Forward EV-to-EBITDA tells us how a company is valued for each dollar of EBITDA that the company is expected to earn. A lower ratio might indicate a company is undervalued, but not always.

Frontline’s lower valuation multiple

Comparatively, Frontline (FRO) has the lowest valuation multiple of 4.18. Though the company has substantially reduced its debt in total capital, it still is the most leveraged company among its peers. This increases the financial risk of the company. Also, it has 82% of its vessels in the spot market that indicate unpredictable, uncertain, and volatile cash flows.

Nordic American Tanker

Nordic American Tanker (NAT) has the least financial risk, as it is highly solvent and liquid. It is trading at a one-year forward EV-to-EBITDA of 7.06, which is the highest among its peers.

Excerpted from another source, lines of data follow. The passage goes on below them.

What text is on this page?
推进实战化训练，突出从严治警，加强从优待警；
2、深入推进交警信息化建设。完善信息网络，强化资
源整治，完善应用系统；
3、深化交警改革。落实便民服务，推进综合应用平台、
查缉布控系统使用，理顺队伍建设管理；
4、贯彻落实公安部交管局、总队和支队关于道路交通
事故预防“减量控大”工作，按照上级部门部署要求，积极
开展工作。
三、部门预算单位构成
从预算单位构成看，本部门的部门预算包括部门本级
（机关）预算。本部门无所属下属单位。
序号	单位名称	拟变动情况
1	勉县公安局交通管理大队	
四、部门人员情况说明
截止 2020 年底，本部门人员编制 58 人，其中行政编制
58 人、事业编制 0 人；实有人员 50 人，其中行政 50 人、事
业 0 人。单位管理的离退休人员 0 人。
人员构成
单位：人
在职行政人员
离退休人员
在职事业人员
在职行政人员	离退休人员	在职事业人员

This company can also be valued using dividend yield. It has an attractive dividend yield of 9.86.

Other companies’ valuations

DHT Holdings (DHT), like Nordic American Tanker (NAT), is less leveraged. Also, DHT Holdings (DHT) has lower spot exposure. Most of its vessels operate on a fixed time charter basis. This gives the company a very stable and predictable cash flow that reduces the risk of the company. It is currently trading at a forward EV-to-EBITDA multiple of 5.59.

Teekay Tankers (TNK), Tsakos Energy Navigation (TNP), and Euronav (EURN) are trading at forward EV-to-EBITDA multiples of 4.63, 5.42, and 5.77, respectively.